Ewa Drzyzga (49 l.) od lat ma pewne marzenie, o którym mało kto wie. Ale dziennikarka ostatnio coraz częściej myśli, by je wreszcie zrealizować.

- Od dawna chodzi mi po głowie, żeby rozpocząć podyplomowe studia na kierunku psychologii, bo przecież już od dawna stosuję zabiegi terapeutów. Robię to intuicyjnie, bo nie byłam szkolona w tej dziedzinie. Studiowałam na uczelni pedagogicznej i mieliśmy dużo zajęć z psychologii i pedagogiki, ale to były tylko podstawy. To nie to samo, co psychologia czy psychoterapia w praktyce - zdradza tygodnikowi "Życie na gorąco" Ewa. - Gdybym poszła do szkoły, czułabym się bezpieczniej, bardziej pewna siebie w tej dziedzinie. Bo czasami aż mnie skręca, żeby dać komuś radę od serca - dodaje.

Reklama

Ewa Drzyzga interesuje się psychologią i psychoterapią od dawna i chciałaby poszerzyć swoją wiedzę. Dodatkowo nawet ona, dziennikarka z bardzo silną pozycją, zawsze podkreślała, że praca w telewizji jest bardzo niepewna. Dzisiaj ma swój program, który cieszy się powodzeniem, ale wszystko szybko może się zmienić.

Chciałaby mieć zaplecze, które w każdej chwili mogłaby wykorzystać. Szuka uczelni i pewna jest tego, że musiałaby studiować w trybie niestacjonarnym, a to oznacza, że co drugi weekend znikałaby z domu. Dla niej to niezwykle trudna decyzja, bo weekendy są rzeczą świętą. Spędza je wyłącznie z rodziną.

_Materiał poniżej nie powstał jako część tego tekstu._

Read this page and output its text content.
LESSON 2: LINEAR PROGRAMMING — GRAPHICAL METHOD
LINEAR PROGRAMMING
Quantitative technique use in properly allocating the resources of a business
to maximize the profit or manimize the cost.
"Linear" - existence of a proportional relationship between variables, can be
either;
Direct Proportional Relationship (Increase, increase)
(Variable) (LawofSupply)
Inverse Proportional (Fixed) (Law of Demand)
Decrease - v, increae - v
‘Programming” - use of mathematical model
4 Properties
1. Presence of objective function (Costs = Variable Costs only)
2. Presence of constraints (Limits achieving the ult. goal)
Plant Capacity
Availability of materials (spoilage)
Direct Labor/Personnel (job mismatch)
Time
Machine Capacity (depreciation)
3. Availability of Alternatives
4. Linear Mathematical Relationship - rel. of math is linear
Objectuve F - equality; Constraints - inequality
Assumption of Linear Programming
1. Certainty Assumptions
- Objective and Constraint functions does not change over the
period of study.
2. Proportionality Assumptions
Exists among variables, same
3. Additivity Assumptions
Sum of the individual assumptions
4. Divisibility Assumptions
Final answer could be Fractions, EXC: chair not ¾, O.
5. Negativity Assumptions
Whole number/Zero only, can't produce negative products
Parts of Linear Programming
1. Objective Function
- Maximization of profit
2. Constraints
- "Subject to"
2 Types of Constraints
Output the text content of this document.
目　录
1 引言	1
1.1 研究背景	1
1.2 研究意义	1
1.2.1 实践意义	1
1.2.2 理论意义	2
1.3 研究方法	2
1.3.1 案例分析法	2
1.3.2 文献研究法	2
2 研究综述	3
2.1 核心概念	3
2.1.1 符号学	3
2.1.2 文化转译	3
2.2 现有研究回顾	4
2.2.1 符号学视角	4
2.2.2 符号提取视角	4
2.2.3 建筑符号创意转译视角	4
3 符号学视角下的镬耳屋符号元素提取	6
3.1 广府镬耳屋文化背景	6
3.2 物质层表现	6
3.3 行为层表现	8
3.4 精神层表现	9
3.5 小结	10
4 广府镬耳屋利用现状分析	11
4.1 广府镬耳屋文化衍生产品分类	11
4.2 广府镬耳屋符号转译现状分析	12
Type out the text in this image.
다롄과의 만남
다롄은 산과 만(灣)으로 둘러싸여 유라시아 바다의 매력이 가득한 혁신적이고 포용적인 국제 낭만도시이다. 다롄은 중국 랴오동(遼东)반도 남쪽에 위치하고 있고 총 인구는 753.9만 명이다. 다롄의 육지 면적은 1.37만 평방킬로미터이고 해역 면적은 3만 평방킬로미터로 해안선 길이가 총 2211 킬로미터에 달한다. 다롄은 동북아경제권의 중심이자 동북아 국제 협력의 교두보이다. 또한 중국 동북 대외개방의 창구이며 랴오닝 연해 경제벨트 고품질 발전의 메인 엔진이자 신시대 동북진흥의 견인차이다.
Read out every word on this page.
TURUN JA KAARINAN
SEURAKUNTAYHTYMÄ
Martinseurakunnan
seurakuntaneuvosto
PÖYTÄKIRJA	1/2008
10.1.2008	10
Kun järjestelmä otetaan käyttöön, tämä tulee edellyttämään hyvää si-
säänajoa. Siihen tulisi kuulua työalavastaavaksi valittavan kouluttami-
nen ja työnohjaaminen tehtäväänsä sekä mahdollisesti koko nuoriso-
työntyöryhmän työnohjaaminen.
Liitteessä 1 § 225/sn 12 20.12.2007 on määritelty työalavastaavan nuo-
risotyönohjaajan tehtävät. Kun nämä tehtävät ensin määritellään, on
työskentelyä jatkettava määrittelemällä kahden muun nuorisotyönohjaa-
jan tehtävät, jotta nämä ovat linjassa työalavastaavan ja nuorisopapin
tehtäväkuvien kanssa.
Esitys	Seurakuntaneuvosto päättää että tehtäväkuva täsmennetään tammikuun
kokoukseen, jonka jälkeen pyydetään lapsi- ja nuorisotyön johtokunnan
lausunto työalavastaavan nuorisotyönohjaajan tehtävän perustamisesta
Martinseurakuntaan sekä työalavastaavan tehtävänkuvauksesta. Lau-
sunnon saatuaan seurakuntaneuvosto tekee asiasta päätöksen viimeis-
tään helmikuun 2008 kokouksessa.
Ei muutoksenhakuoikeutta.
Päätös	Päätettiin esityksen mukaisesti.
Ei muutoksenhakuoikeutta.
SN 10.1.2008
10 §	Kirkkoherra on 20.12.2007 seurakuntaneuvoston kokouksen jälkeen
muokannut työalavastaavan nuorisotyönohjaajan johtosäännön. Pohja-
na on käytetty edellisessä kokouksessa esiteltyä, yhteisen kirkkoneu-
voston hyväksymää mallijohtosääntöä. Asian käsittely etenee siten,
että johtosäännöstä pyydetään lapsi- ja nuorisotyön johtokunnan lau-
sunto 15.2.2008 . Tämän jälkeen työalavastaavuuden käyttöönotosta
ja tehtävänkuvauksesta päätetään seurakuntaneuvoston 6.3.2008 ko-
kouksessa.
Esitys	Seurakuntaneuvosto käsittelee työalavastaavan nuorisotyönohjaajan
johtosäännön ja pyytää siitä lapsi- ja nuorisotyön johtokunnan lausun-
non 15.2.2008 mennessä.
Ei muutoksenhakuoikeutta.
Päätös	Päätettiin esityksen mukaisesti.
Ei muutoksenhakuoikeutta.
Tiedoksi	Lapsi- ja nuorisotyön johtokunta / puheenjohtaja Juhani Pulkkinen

Dziennikarka uwielbia rodzinne wycieczki rowerowe z Mogilan, gdzie mieszka, do Krakowa i wspólne leżenie nad Wisłą, a także spacery, wspólne czytanie książek i długie rozmowy. Sobota i niedziela to dla Ewy i jej bliskich czas wyłącznie dla nich. To sprawia im radość i dziennikarka wie, że jej rodzina tego potrzebuje. - Nawet teraz, kiedy chłopcy, Staszek i Ignacy, są już nastolatkami i nie wymagają ciągłej kontroli, to i tak uważa, że czas, który spędzają razem, jest bardzo ważny - mówi tygodnikowi koleżanka dziennikarki.

- Ewa boi się, że coś przegapi. Ma nauczkę po programie "Rozmowy w toku", którego przygotowywanie zajmowało jej bardzo dużo czasu. Wtedy nie poświęcała rodzinie tyle uwagi, ile by chciała. Zarzuca sobie, że za dużo pracowała. Dlatego teraz nie chce skupiać się tylko na sobie - dodaje.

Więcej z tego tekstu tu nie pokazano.